Storming the banks
Traditional banking has taken quite a beating in recent years as more and more customers prefer to handle their banking needs digitally rather than be bogged down by paperwork or wait in lines at a physical bank. In a bid to meet developing customer expectations, many banks have begun offering web-related services such as e-deposits, online messaging, online management of personal and business finances, and more. But is this enough to please customers who already handle almost all of their daily needs, from shopping to paying bills, online or via their mobile phone? Ben Yaniv Chechik, VP of product at Zooz, explores the issue.
Online banking vs digital banking
To understand the downhill process that traditional banks are undergoing, it is important to understand the crucial differences between online banking and digital banking.
Many traditional banks are restricted by inflexible cultures, organisational inertia, and strict banking regulations. They are also encumbered by human and resource elements accumulated over many years that hinder innovation. Thus, the best they can offer is “shallow” online front-end banking services such as mobile apps, filling in forms and checking one’s balance. For example, when it comes to applying for a mortgage, the initial form may be completed online but manual involvement and paper-based processing take over subsequently. As banking analyst Frank Schwab notes, traditional online banks are based on legacy software capabilities originally designed for physical bank branches.
In contrast, digital banking refers to a totally different outlook vis-à-vis bank processes, because those leading this initiative are digital natives. These organizations look for real IT experts who never experienced a world without the Internet. Digital banks look for people who understand UX, speed, automation and scalability. They offer quick onboarding, accelerated upscaling, and big data management.
These cyber entrepreneurs are not fettered by outdated thinking or conservative banking mentality. The aim of this type of banking is to quickly onboard digital customers and meet their constantly evolving needs by building flexible new digital products and services. In contrast to traditional banking, these web companies seek out gaps in current laws and craft innovative solutions.
Can digital banks actually deliver on their promises?
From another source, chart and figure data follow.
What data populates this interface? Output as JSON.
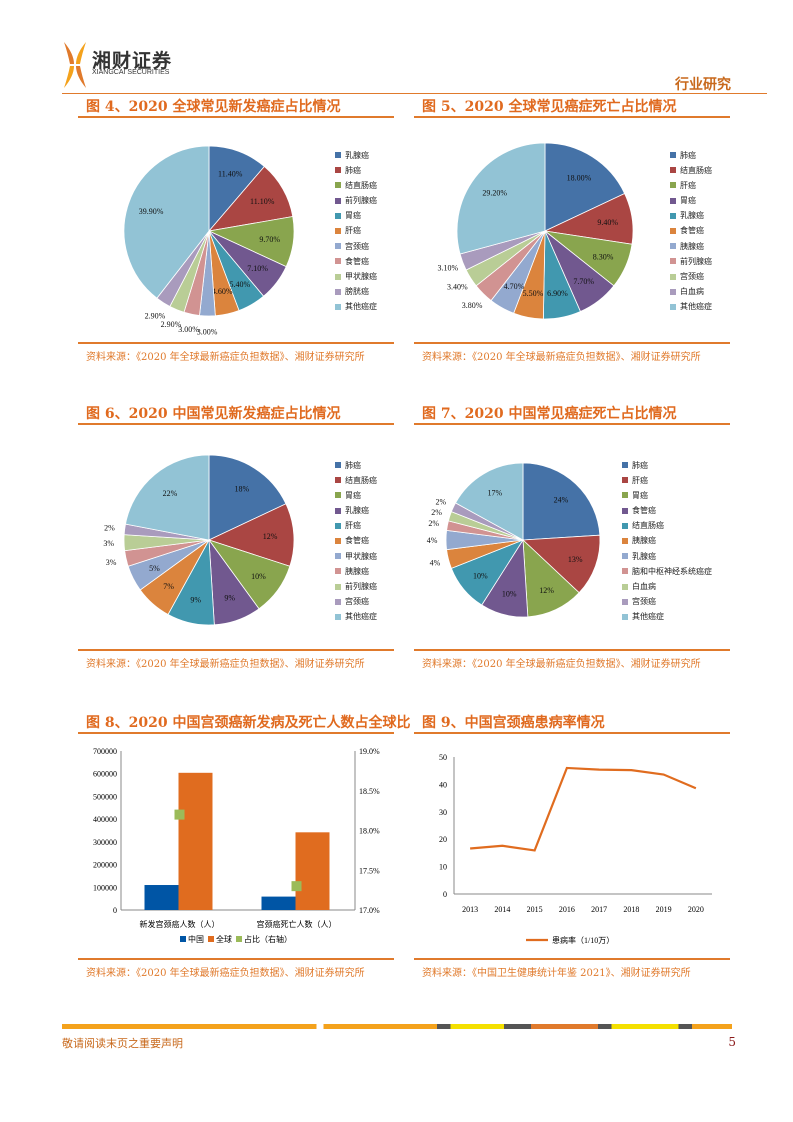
{
  "header": {
    "logo_cn": "湘财证券",
    "logo_en": "XIANGCAI SECURITIES",
    "section": "行业研究"
  },
  "colors": [
    "#4572A7",
    "#AA4643",
    "#89A54E",
    "#71588F",
    "#4198AF",
    "#DB843D",
    "#93A9CF",
    "#D19392",
    "#B9CD96",
    "#A99BBD",
    "#92C3D5"
  ],
  "figures": [
    {
      "title": "图 4、2020 全球常见新发癌症占比情况",
      "source": "资料来源：《2020 年全球最新癌症负担数据》、湘财证券研究所"
    },
    {
      "title": "图 5、2020 全球常见癌症死亡占比情况",
      "source": "资料来源：《2020 年全球最新癌症负担数据》、湘财证券研究所"
    },
    {
      "title": "图 6、2020 中国常见新发癌症占比情况",
      "source": "资料来源：《2020 年全球最新癌症负担数据》、湘财证券研究所"
    },
    {
      "title": "图 7、2020 中国常见癌症死亡占比情况",
      "source": "资料来源：《2020 年全球最新癌症负担数据》、湘财证券研究所"
    },
    {
      "title": "图 8、2020 中国宫颈癌新发病及死亡人数占全球比",
      "source": "资料来源：《2020 年全球最新癌症负担数据》、湘财证券研究所"
    },
    {
      "title": "图 9、中国宫颈癌患病率情况",
      "source": "资料来源：《中国卫生健康统计年鉴 2021》、湘财证券研究所"
    }
  ],
  "chart_data": [
    {
      "type": "pie",
      "categories": [
        "乳腺癌",
        "肺癌",
        "结直肠癌",
        "前列腺癌",
        "胃癌",
        "肝癌",
        "宫颈癌",
        "食管癌",
        "甲状腺癌",
        "膀胱癌",
        "其他癌症"
      ],
      "values": [
        11.4,
        11.1,
        9.7,
        7.1,
        5.4,
        4.6,
        3.0,
        3.0,
        2.9,
        2.9,
        39.9
      ],
      "labels": [
        "11.40%",
        "11.10%",
        "9.70%",
        "7.10%",
        "5.40%",
        "4.60%",
        "3.00%",
        "3.00%",
        "2.90%",
        "2.90%",
        "39.90%"
      ],
      "legend": "right"
    },
    {
      "type": "pie",
      "categories": [
        "肺癌",
        "结直肠癌",
        "肝癌",
        "胃癌",
        "乳腺癌",
        "食管癌",
        "胰腺癌",
        "前列腺癌",
        "宫颈癌",
        "白血病",
        "其他癌症"
      ],
      "values": [
        18.0,
        9.4,
        8.3,
        7.7,
        6.9,
        5.5,
        4.7,
        3.8,
        3.4,
        3.1,
        29.2
      ],
      "labels": [
        "18.00%",
        "9.40%",
        "8.30%",
        "7.70%",
        "6.90%",
        "5.50%",
        "4.70%",
        "3.80%",
        "3.40%",
        "3.10%",
        "29.20%"
      ],
      "legend": "right"
    },
    {
      "type": "pie",
      "categories": [
        "肺癌",
        "结直肠癌",
        "胃癌",
        "乳腺癌",
        "肝癌",
        "食管癌",
        "甲状腺癌",
        "胰腺癌",
        "前列腺癌",
        "宫颈癌",
        "其他癌症"
      ],
      "values": [
        18,
        12,
        10,
        9,
        9,
        7,
        5,
        3,
        3,
        2,
        22
      ],
      "labels": [
        "18%",
        "12%",
        "10%",
        "9%",
        "9%",
        "7%",
        "5%",
        "3%",
        "3%",
        "2%",
        "22%"
      ],
      "legend": "right"
    },
    {
      "type": "pie",
      "categories": [
        "肺癌",
        "肝癌",
        "胃癌",
        "食管癌",
        "结直肠癌",
        "胰腺癌",
        "乳腺癌",
        "脑和中枢神经系统癌症",
        "白血病",
        "宫颈癌",
        "其他癌症"
      ],
      "values": [
        24,
        13,
        12,
        10,
        10,
        4,
        4,
        2,
        2,
        2,
        17
      ],
      "labels": [
        "24%",
        "13%",
        "12%",
        "10%",
        "10%",
        "4%",
        "4%",
        "2%",
        "2%",
        "2%",
        "17%"
      ],
      "legend": "right"
    },
    {
      "type": "bar",
      "categories": [
        "新发宫颈癌人数（人）",
        "宫颈癌死亡人数（人）"
      ],
      "series": [
        {
          "name": "中国",
          "values": [
            110000,
            59000
          ],
          "color": "#0055A5"
        },
        {
          "name": "全球",
          "values": [
            604000,
            342000
          ],
          "color": "#E06C1F"
        },
        {
          "name": "占比（右轴）",
          "values": [
            18.2,
            17.3
          ],
          "axis": "right",
          "type": "marker",
          "color": "#9BBB59"
        }
      ],
      "ylim": [
        0,
        700000
      ],
      "yticks": [
        "0",
        "100000",
        "200000",
        "300000",
        "400000",
        "500000",
        "600000",
        "700000"
      ],
      "y2lim": [
        17.0,
        19.0
      ],
      "y2ticks": [
        "17.0%",
        "17.5%",
        "18.0%",
        "18.5%",
        "19.0%"
      ],
      "legend": "bottom"
    },
    {
      "type": "line",
      "x": [
        "2013",
        "2014",
        "2015",
        "2016",
        "2017",
        "2018",
        "2019",
        "2020"
      ],
      "series": [
        {
          "name": "患病率（1/10万）",
          "values": [
            16.6,
            17.6,
            15.9,
            46.0,
            45.4,
            45.2,
            43.6,
            38.6
          ],
          "color": "#E06C1F"
        }
      ],
      "ylim": [
        0,
        50
      ],
      "yticks": [
        "0",
        "10",
        "20",
        "30",
        "40",
        "50"
      ],
      "legend": "bottom"
    }
  ],
  "footer": {
    "disclaimer": "敬请阅读末页之重要声明",
    "page": "5"
  }
}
For all their inventive approach, digital banks may not be able to deliver on their promises at this time simply because no e-bank is an island. While on the front-end they may offer quick online services, banks – digital or not – cannot ignore regional banking regulations. For example, US regulations permit banks to issue credit cards to customers online, but these entities are obligated to contact credit authorities before doing so. Similarly, when a digital bank offers a loan, some entity behind the scenes must carry the risk and manage internal operations. At the end of the day, a bank needs far more than attractive UI and UX to be able to offer solid financial services to customers.
Banking and customer expectations
Millennials were practically born with a smart phone in their hands. According to a recent Fintonic survey, 14% of the respondents believe that major conglomerates such as Apple and Google will eventually become financial institutions that will replace traditional banks in the eyes of consumers. This is undoubtedly a response to traditional banks’ indifference to developing customer needs and their inability to innovate.
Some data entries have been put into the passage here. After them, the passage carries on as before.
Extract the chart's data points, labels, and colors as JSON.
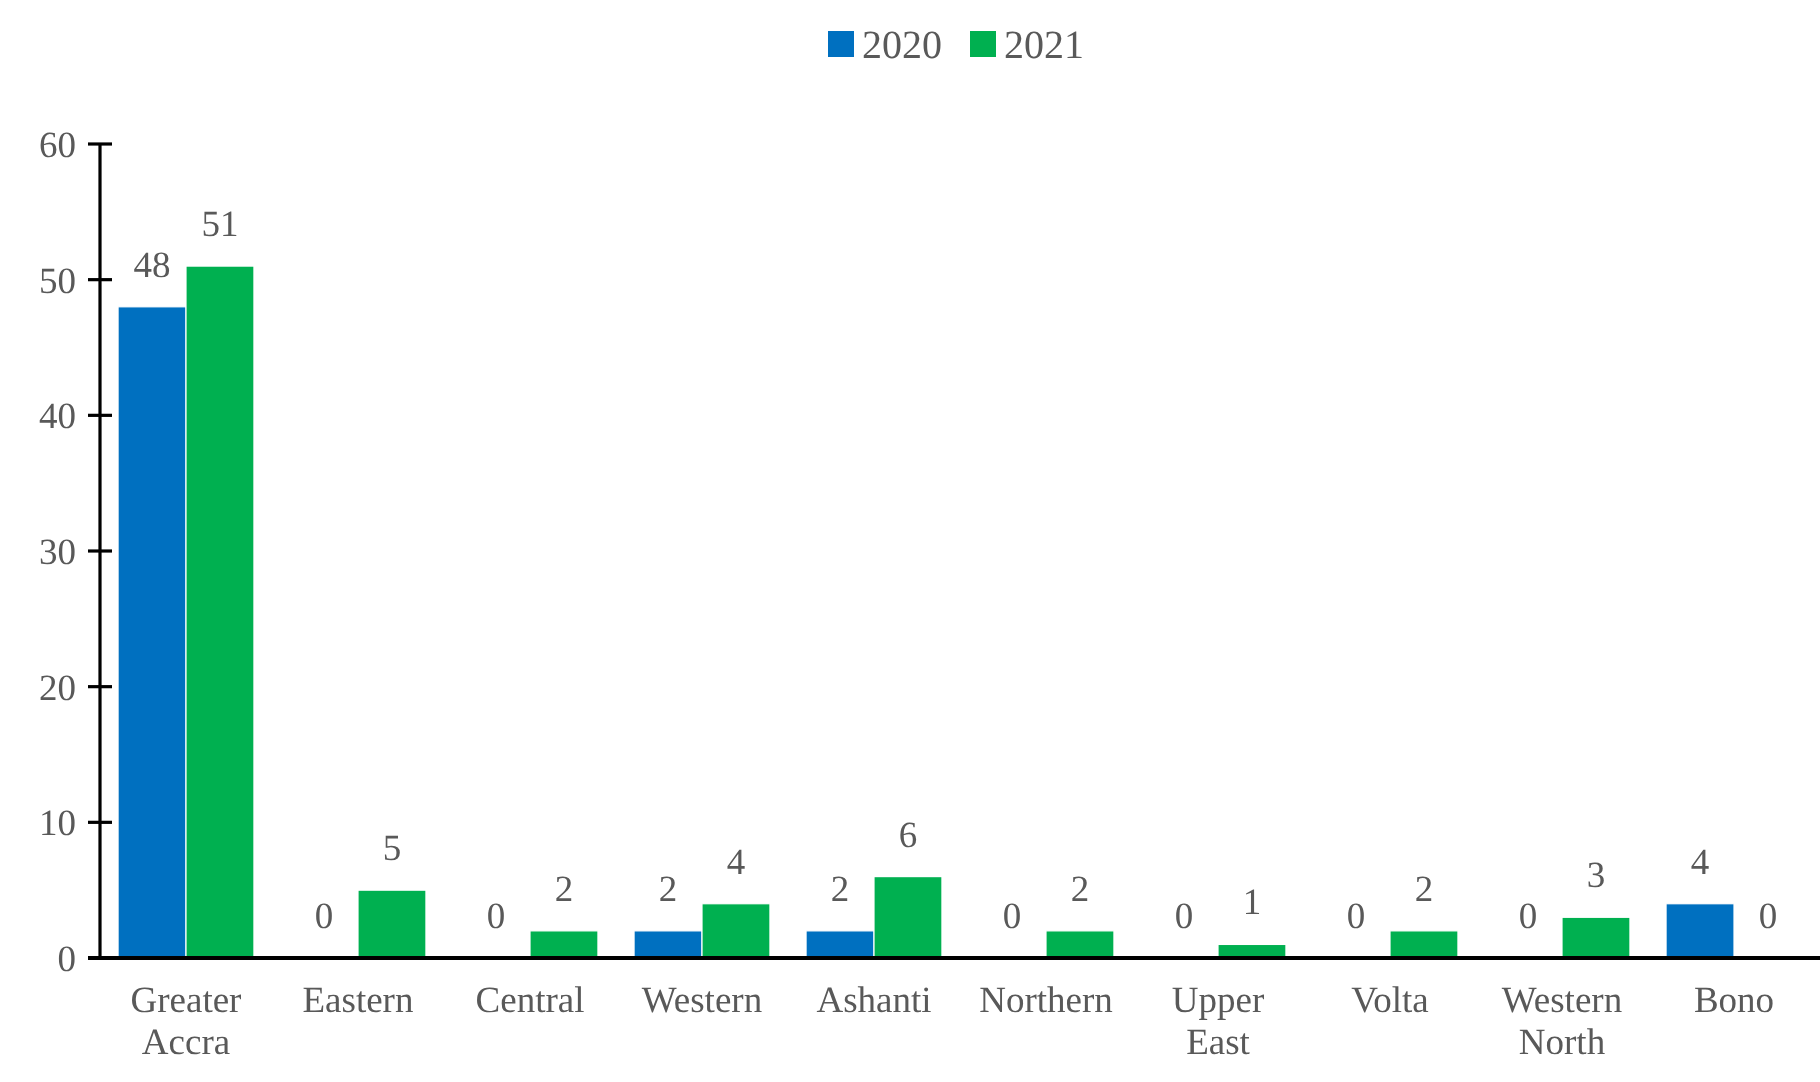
{
  "chart_data": {
    "type": "bar",
    "categories": [
      "Greater Accra",
      "Eastern",
      "Central",
      "Western",
      "Ashanti",
      "Northern",
      "Upper East",
      "Volta",
      "Western North",
      "Bono"
    ],
    "series": [
      {
        "name": "2020",
        "color": "#0070c0",
        "values": [
          48,
          0,
          0,
          2,
          2,
          0,
          0,
          0,
          0,
          4
        ]
      },
      {
        "name": "2021",
        "color": "#00b050",
        "values": [
          51,
          5,
          2,
          4,
          6,
          2,
          1,
          2,
          3,
          0
        ]
      }
    ],
    "ylim": [
      0,
      60
    ],
    "yticks": [
      0,
      10,
      20,
      30,
      40,
      50,
      60
    ],
    "legend": "top",
    "data_labels": true
  }
}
Mobile commerce is currently joining with messaging applications to create more payment possibilities. Western Union now enables WeChat app users in the US to distribute funds to 200 countries and territories via the messaging service. Today’s younger customers are accustomed to combining different shopping channels, social media and mobile, and they want to be able to apply this type of synergy to their banking and payment needs.
For all that, when it comes to money, many older consumers still prefer the tangibility of brick-and-mortar banks. They also like the idea of talking to and consulting with an actual breathing banker rather than a virtual one.
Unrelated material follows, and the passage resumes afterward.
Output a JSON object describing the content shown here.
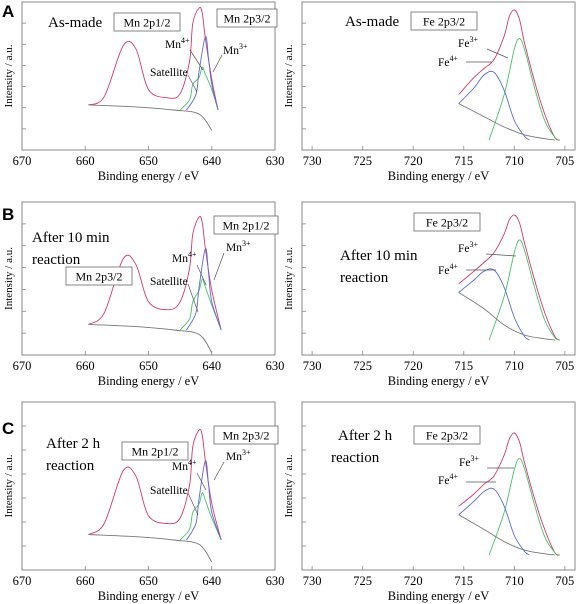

An emerging phenomenon – the new banks
We are currently witnessing the emergence of several new banking paradigms which aspire to meet both the demands of today’s increasingly digital society and the still inescapable need for tangible banking:
• Creating new banks – For the digital diehards, several innovators with no previous connection to banking have entered the field and created new banks like Moven and Fidor. These enterprises provide inventive offerings such as end-to-end mobile financial services, social-media based communities, or direct banking without physical branches.
• Joining forces with existing banks – Some of the new digital banks have partnered with traditional banks to offer front-end services whilst relying on the back-end processes of an established player with a banking licence. Simple, for example, has been working with Bancorp Bank in the US in this way (NB: Simple is now owned by another banking entity, BBVA).
• Acquiring a banking licence – Following a prolonged period of procedures, Germany-based Fidor Bank acquired its own banking licence. It is now able to offer a full spectrum of new and traditional banking services through interaction with customers directly across social media. It has also recently acquired a licence to operate in the UK.
If you can’t beat ‘em, join ‘em
Traditional banks are slowly coming to realise that they are no longer the sole players in the industry and that the newcomers have a lot to offer to a digitalised clientele that is still smarting from the global banking crisis. It’s wake-up time, and banks must scramble to collaborate with cyber entrepreneurs to survive.
Both sectors will inevitably come to understand that they need each other; fintech can profit from cooperation in classic banking areas requiring regulatory compliance, while traditional banks may be able to play an instrumental role in funding fintech companies that will lead the journey to digital banking offerings.
Who knows? It may just turn into a win-win proposition for all of the parties involved, including the customer.